Il y a 2 styles de chansons sur cet album, des ballades et du rock, est-ce que par exemple tu t’es rendu compte à un moment qu’il y avait trop de titres rocks et que tu t’es dit il faut aussi des ballades ?

C’est plutôt l’inverse pour moi, j’ai toujours tendance à écrire un peu trop de ballades (rires) et à un moment donné je me suis retrouvé avec beaucoup trop de ballades. J’avançais sur d’autres titres qui étaient un peu up-tempo et c’était important pour moi qu’il y ait aussi des titres qui le soient. Mais j’ai aussi tendance à faire des chansons qui ont le cul entre 2 chaises, c’est à dire pas des ballades et pas non plus de l’up-tempo. C’est vrai que c’était assez délicat de choisir quels titres allaient être sur l’album, à des moments ça m’a fendu le cœur de me dire tel titre n’y sera pas et je me rassurais en me disant que c’est des titres forts, que j’aime et que quoi qu’il arrive je les défendrais sur scène. Et ils seront même sûrement sur le deuxième album, je suis déjà en train d’y réfléchir (rires).
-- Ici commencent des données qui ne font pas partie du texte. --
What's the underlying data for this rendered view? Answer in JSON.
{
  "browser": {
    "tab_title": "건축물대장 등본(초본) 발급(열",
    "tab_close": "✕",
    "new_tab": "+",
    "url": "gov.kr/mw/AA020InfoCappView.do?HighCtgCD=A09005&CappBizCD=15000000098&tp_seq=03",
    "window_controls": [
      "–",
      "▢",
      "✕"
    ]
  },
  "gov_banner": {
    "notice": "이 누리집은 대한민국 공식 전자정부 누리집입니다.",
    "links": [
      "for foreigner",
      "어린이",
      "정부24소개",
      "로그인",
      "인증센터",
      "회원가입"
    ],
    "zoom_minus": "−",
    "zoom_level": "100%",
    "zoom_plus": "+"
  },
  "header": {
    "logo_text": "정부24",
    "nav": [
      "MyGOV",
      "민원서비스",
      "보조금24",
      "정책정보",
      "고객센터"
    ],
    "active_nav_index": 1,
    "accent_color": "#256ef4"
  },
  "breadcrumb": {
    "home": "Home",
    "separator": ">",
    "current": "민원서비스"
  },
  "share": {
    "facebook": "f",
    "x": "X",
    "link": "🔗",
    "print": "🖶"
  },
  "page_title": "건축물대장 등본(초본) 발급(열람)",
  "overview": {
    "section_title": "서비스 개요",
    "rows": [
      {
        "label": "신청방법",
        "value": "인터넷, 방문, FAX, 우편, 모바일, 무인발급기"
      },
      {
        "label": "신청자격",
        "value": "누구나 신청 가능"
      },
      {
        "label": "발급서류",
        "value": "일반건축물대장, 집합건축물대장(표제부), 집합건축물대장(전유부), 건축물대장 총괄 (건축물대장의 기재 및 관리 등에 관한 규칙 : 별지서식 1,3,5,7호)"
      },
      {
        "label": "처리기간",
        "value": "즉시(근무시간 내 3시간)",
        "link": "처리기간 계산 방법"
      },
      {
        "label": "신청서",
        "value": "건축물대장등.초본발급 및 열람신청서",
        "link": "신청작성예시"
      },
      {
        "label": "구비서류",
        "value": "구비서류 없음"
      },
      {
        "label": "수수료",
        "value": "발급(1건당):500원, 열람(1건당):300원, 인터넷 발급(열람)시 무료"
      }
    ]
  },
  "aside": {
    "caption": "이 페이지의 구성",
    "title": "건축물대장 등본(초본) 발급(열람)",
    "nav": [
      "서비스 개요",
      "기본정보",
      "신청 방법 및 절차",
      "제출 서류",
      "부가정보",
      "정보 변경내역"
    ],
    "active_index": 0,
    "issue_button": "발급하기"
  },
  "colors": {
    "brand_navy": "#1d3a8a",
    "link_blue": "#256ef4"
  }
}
Il y a eu beaucoup de titres de côté ?

Il y en a une bonne vingtaine qui sont restés de côté car je ne les voyais pas tout de suite, ou sinon on se serait retrouvé avec une espèce de double-album et pour un premier album c’est pas trop ça (rires).  C’était important  pour moi de faire un album ambivalent et presque à 2 têtes avec 2 de mes côtés dans cet album et c’est pour ça aussi que je l’ai coupé en 2 avec l’instrumental en 7ème titre. Je voulais dire vous avez écouté la première partie de l’album, maintenant voici la deuxième. La première partie, c’est mon côté plus pop comme j’aime l’écouter, avec des titres directs qui vont chercher les gens, et  ensuite c’est plus introspectif et peut-être même quelque chose de plus cinématographique.

Justement tu peux nous parler un peu de cet interlude que l’on est plus du tout habitué à entendre sur des albums actuels ?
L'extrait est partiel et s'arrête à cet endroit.